Review Summary: Rotation is an album that is bland and emotionless. Not an ounce of effort is present on this sophomore release.
Typically, when one starts to read a review about an album or band they expect to hear a long, well-worded paragraph about the history and information about the band. If that is what you are looking for here, I am sorry but you are going to be very disappointed; not because I, your humble writer of this review, do not have the time or not because I do not have the ambition to tell you about Cute Is What We Aim For’s history. No, I am not going to because frankly there is nothing to tell. Cute Is What We Aim For has no history despite having two albums out; they are not controversial nor are they from an interesting background. They are a bland power-pop band, that are much more cliché pop than power. Unfortunately this packaged and branded style of music comes in two parts, the first was the band’s debut album,
The Same Old Blood Rush With A New Touch, which displayed average musical talent at best. Part two comes as the bands sophomore release,
Rotation, which was somehow a mile and a half worse than the previous, this is to bad for the band because their debut was no work of art to begin with. Maybe musical talent is not what the band was after at all though, I bet ‘cute’ is what they really aim for.
If only you readers could have been there…when I finally got my copy of
Rotation, my fingers shaking with excitement as I slowly trace the beautiful butterfly figure on the cover, I look close and notice that the butterfly is shaped by a bunch of seemingly random and pointless images, but I pay no attention to that. I ignore the mediocre artwork, as I am too excited to hear what magnificent music awaits my ears in this album…that is not all what happened, but that’s beside the point…I clumsily opened the case and placed the disk in the player. As the album begins playing, this is what I hear the first single, “Practice Makes Perfect” begin. The weak electric guitar attempts to start things with a really dreamy feel too it, but ultimately fails as no emotion is conveyed at all, even the lead singer, Shaant Hacikyan, fails to make any movement with his nasally vocals that flow very roughly through the song and the nonexistent chorus. The only thing this song is good for is to have featured on the MTV reality show, The Hills, which is exactly where it made its debut. A horrible song paralleled by an equally ***ty television program, at least Cute Is What We Aim For knows their place.

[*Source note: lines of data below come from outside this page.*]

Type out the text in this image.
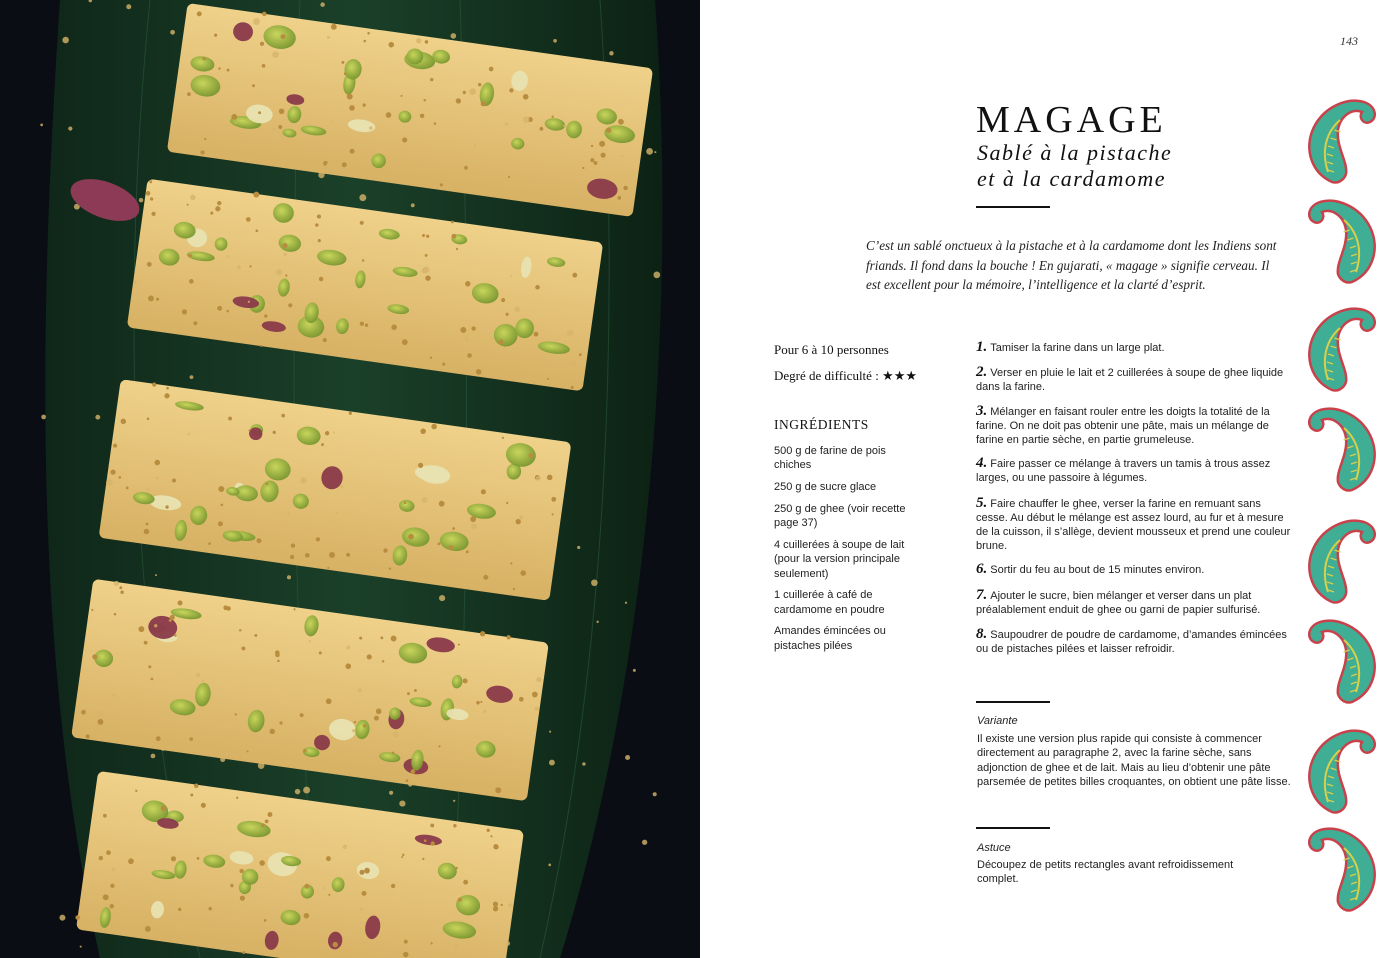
143
MAGAGE
Sablé à la pistache
et à la cardamome

C’est un sablé onctueux à la pistache et à la cardamome dont les Indiens sont friands. Il fond dans la bouche ! En gujarati, « magage » signifie cerveau. Il est excellent pour la mémoire, l’intelligence et la clarté d’esprit.

Pour 6 à 10 personnes
Degré de difficulté : ★★★
INGRÉDIENTS
500 g de farine de pois chiches
250 g de sucre glace
250 g de ghee (voir recette page 37)
4 cuillerées à soupe de lait (pour la version principale seulement)
1 cuillerée à café de cardamome en poudre
Amandes émincées ou pistaches pilées
1. Tamiser la farine dans un large plat.
2. Verser en pluie le lait et 2 cuillerées à soupe de ghee liquide dans la farine.
3. Mélanger en faisant rouler entre les doigts la totalité de la farine. On ne doit pas obtenir une pâte, mais un mélange de farine en partie sèche, en partie grumeleuse.
4. Faire passer ce mélange à travers un tamis à trous assez larges, ou une passoire à légumes.
5. Faire chauffer le ghee, verser la farine en remuant sans cesse. Au début le mélange est assez lourd, au fur et à mesure de la cuisson, il s’allège, devient mousseux et prend une couleur brune.
6. Sortir du feu au bout de 15 minutes environ.
7. Ajouter le sucre, bien mélanger et verser dans un plat préalablement enduit de ghee ou garni de papier sulfurisé.
8. Saupoudrer de poudre de cardamome, d’amandes émincées ou de pistaches pilées et laisser refroidir.

Variante

Il existe une version plus rapide qui consiste à commencer directement au paragraphe 2, avec la farine sèche, sans adjonction de ghee et de lait. Mais au lieu d’obtenir une pâte parsemée de petites billes croquantes, on obtient une pâte lisse.

Astuce

Découpez de petits rectangles avant refroidissement complet.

After “Practice Makes Perfect” finally draws to a close, the listener of
Rotation is greeted by a completely out of place laughing of a child, and this starts off the song “Doctor.” This song is probably the only decent song on
Rotation, but that’s still not saying much as it is still weak. The only plus it has is the guitar work that is a vast improvement from the previous song. Singing about things like “being your doctor” and “being your cure” is an overused and meaningless subject though that just makes me wonder what exactly the message behind this song is. Why would I want you to be my doctor? My cure for what? This is the last thing that you will be thinking about though when “Navigate Me” begins, then only that this song conveys is child molestation. With excessive amounts of drumming and extra noises cannot hide the repeated line “This is where we both get scared/Navigate me through your body/I love the way you dive upon me,” lyrics oddly sexual for a band that is targeted towards young teens. I guess it makes them feel rebellious.
Rotation makes me question a lot of things like, what is this or that song about? Or why the hell am I listening to this? When it really comes down too it though this album is really nothingness, there is no emotion or a meaning behind it all, the band obviously did not pure their heart and soul into this like they should as every song is lazy and just plain background noise. They even wasted time to include a forty-two second song called “Untitled” with no music, just vocals and an irritating clicking noise. Regardless, whatever the band was aim for, they failed, they are not cute nor are they good musically in anyway. Maybe more slack would be given if this had been their debut album, but the fact that this is the bands sophomore effort makes Cute Is What We Aim For irrelevant in every way they can be.